Todas as manhãs eram iguais, sentia-se dessa mesma forma todos os dias, mas hoje havia um sufoco em particular. Palavras entaladas em sua garganta que o envolviam com suas garras invisíveis, sufocando-o, exatamente como estiveram fazendo por meses, só que agora havia chegado o momento crucial de colocá-las para fora. E, honestamente, ele não sabia se poderia, se havia reunido coragem o suficiente.

Todoroki encarava sua forma aberrante com desgosto. Este corpo estúpido, cheio de redondezas em lugares que deveriam ser planos, traços que estavam tornando-se mais e mais suaves, a expressão morfando para algo mais próximo de sua mãe e de sua irmã, a cada dia que passava. Milhões de faltas e milhões de defeitos, todos encapsulados em uma estrutura esguia. Fraca. Frágil.

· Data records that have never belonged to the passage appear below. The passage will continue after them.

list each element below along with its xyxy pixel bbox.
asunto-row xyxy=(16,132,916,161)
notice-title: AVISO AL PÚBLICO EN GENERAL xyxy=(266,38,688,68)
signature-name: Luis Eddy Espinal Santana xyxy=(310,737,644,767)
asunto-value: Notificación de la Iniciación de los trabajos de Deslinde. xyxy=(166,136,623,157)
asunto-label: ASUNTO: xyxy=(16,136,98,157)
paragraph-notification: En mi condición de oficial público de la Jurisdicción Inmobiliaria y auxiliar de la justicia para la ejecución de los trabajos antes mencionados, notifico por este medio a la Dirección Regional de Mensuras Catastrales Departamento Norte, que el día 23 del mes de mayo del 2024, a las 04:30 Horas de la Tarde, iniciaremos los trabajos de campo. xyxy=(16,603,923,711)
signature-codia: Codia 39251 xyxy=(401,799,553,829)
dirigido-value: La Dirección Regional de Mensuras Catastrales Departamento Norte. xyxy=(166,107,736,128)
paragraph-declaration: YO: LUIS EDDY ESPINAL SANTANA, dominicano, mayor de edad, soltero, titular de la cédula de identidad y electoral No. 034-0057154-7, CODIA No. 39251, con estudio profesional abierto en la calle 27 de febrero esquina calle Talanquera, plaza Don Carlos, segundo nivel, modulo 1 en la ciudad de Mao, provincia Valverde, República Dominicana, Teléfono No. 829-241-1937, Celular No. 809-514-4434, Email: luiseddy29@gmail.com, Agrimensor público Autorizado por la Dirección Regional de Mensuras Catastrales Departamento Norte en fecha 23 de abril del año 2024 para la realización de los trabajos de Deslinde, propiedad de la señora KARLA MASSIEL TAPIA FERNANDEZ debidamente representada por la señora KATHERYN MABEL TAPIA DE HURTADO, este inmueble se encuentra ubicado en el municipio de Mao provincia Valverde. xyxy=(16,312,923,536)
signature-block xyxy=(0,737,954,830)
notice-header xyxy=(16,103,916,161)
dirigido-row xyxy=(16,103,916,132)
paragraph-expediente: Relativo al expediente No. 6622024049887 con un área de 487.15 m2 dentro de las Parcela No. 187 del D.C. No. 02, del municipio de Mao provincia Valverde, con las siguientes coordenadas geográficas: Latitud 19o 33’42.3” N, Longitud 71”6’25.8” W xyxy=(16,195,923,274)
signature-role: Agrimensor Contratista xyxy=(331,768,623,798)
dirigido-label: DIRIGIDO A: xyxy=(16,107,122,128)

"Seria adorável, se não fosse pela cicatriz". Não foi isso que ouviu tantas vezes? A mera ideia fazia-o sentir-se tão repugnado que ao chegar em casa, ajoelhava-se diante da privada, colocando a angústia para fora, como se estivesse pagando uma penitência.

A cicatriz não era um problema, Todoroki gostava dela. Era a única coisa que o colocava do outro lado do jogo, a linha que demarcava o que era indesejável traçada bem ao meio, separava os lados, ele estava onde gostaria de estar, onde podia se sentir menos aprisionado.

"Ficaria bem com uma maquiagem. Isso é fácil de esconder. Por que não tenta?" Era como se pudesse escolher, assim. Não queria tentar, não queria parecer melhor. Queria apenas ser deixado em paz. A cicatriz servia como um escudo, por isso Todoroki gostava dela.

Mas os comentários das pessoas eram afiados, mesmo que estivesse completamente alienado e se acreditasse imune à maioria deles, no fundo, muitas coisas ainda machucavam.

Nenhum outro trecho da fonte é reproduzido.